Jean-Pierre Guillet, Destinées (SF)
Jean-Pierre Guillet
Destinées
Saint-Lambert, Héritage (Échos) 1993, 169 p.
Jean Pierre Guillet nous convie à un voyage à travers l’histoire de l’humanité avec ce recueil de nouvelles marquées au sceau de la SF. Les dix récits qui le composent sont autant d’escales où s’arrête le regard de l’auteur, regard qui remet en question – sans prétention, heureusement ! – ce que l’Histoire nous donne à croire comme Vérité. Ces dix arrêts sont guidés tantôt par le destin d’un personnage, fictif ou réel (Lancelot du Lac, Félix Leclerc, Charles Darwin, Adolf Hitler, Albert Einstein, H. G. Wells, l’australopithèque Lucy), tantôt par des circonstances extraordinaires (la catastrophe de Tchernobyl, par exemple).
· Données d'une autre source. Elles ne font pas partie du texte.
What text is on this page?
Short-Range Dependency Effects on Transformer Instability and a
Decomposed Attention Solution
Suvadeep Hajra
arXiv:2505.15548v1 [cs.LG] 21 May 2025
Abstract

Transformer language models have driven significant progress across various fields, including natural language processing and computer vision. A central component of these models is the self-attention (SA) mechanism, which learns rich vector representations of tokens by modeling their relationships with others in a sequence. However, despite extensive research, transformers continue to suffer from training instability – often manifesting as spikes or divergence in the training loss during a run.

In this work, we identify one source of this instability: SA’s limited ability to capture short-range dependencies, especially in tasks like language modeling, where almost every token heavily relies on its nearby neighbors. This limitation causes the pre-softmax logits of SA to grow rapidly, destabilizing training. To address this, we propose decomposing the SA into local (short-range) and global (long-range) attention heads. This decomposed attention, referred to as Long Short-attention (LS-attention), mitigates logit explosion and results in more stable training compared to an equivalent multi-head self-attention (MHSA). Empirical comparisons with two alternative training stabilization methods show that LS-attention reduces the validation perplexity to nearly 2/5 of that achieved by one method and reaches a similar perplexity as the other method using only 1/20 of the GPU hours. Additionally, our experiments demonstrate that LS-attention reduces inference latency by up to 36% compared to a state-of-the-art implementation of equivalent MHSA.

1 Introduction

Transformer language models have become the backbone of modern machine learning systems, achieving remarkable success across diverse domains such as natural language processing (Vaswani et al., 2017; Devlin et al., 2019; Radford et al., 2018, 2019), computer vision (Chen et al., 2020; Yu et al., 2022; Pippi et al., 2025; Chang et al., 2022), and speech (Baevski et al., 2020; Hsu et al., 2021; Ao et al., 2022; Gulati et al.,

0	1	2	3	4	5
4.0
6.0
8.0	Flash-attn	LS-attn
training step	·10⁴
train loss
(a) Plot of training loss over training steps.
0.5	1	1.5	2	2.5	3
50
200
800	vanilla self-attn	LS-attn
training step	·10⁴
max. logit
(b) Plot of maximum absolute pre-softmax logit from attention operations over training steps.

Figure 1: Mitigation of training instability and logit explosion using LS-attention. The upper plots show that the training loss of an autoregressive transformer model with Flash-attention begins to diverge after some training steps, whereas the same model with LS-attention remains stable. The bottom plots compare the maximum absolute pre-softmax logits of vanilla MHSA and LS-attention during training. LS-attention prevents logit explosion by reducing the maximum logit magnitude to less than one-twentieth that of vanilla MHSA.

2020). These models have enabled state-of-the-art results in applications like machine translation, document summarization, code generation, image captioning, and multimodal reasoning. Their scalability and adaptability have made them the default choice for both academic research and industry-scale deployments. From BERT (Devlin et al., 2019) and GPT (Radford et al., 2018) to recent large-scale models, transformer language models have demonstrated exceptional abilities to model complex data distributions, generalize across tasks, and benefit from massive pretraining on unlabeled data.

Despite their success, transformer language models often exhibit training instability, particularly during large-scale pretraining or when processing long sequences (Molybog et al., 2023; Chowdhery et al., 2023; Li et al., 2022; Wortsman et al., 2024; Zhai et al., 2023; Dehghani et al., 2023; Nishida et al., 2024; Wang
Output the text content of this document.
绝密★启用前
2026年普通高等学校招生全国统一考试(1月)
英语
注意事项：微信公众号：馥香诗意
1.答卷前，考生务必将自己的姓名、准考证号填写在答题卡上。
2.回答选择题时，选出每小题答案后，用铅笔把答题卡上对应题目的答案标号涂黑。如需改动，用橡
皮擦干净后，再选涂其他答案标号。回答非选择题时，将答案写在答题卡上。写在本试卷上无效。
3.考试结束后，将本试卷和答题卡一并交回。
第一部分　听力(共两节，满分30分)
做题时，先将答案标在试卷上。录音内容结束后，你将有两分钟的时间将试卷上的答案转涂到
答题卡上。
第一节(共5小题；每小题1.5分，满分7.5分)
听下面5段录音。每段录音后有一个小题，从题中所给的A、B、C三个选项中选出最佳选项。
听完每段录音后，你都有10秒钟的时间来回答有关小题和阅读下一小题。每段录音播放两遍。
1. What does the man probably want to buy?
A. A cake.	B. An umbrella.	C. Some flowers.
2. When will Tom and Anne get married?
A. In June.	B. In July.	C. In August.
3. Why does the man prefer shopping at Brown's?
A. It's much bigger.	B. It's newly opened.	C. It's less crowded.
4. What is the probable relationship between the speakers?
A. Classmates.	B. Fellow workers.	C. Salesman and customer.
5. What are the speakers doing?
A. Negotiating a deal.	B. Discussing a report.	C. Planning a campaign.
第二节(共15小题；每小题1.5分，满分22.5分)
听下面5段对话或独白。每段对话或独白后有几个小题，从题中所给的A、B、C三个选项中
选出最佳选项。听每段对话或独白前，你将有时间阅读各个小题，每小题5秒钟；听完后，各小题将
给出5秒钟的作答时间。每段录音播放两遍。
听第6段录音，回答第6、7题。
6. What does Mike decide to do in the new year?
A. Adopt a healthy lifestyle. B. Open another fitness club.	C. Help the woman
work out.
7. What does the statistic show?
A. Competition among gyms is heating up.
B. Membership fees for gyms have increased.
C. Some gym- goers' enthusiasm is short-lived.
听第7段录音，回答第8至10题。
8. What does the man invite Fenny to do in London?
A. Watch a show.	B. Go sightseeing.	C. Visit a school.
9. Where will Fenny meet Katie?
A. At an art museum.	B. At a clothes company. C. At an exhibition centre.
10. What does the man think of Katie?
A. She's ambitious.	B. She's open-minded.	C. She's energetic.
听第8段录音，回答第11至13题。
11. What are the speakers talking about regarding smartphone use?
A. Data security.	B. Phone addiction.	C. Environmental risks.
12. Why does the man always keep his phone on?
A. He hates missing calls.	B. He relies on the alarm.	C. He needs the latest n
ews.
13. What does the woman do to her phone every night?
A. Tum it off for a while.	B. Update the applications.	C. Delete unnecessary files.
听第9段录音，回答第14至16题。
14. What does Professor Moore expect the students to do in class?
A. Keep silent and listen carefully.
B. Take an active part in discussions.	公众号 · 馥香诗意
Guillet met en lumière les coulisses de la vie d’un personnage. Il se penche par exemple sur les causes imaginaires de l’ambition démesurée du jeune Adolf Hitler, tissant des liens entre la genèse de sa folie, l’éclosion du génie d’Einstein et l’œuvre de l’écrivain H. G. Wells.
Par ailleurs, les éléments SF auxquels M. Guillet a recours dans Destinées sont, sinon naïfs, du moins très inspirés des gadgets dont se régalent les cinéastes. Détails non négligeables dans un livre de SF, mais secondaires selon moi. C’est le côté critique et visionnaire de Destinées par rapport à l’Histoire qui m’a le plus fasciné.
Non pas que Jean-Pierre Guillet possède la Vérité absolue et qu’il nous en ait révélé dix fragments. Mais son œuvre suscite la réflexion, elle fait une critique rétrospective, ou prospective dans certains cas, comme dans la nouvelle où l’auteur imagine un Darwin « reconstitué » vivant dans l’univers des robots, évolution oblige. C’est dans cette critique de l’historiographie que réside tout l’intérêt du recueil, que n’aurait pas renié à mon avis l’écrivain suisse Peter Bischel, qui excellait dans le même genre.
Dans une nouvelle comme « Marie : Le Grand Voyage », M. Guillet s’amuse à recréer l’atmosphère, les crises, les enjeux entourant la grande aventure de Christophe Colomb, tout en semant ici et là des allusions à la Bible. Il décrit ce voyage au moyen du journal de bord d’un membre de l’équipage affecté à une odyssée spatiale. Le but de l’expédition : vérifier que l’univers est en quelque sorte circulaire et qu’on peut revenir à son point de départ, la Terre.
L’humour occupe une place de choix dans plusieurs nouvelles et leur donne un caractère rafraîchissant. Je pense entre autres à « Robinson : L’Affaire Skyeye » et ses clins d’œil au classique de Defoe.
Jean-Pierre Guillet a ici donné à la SFQ des textes plutôt différents de ce qui s’écrit en général ; le résultat vaut la peine d’être lu, et pas seulement par les jeunes lecteurs. Le monde selon Guillet : frais, divertissant et portant à réflexion.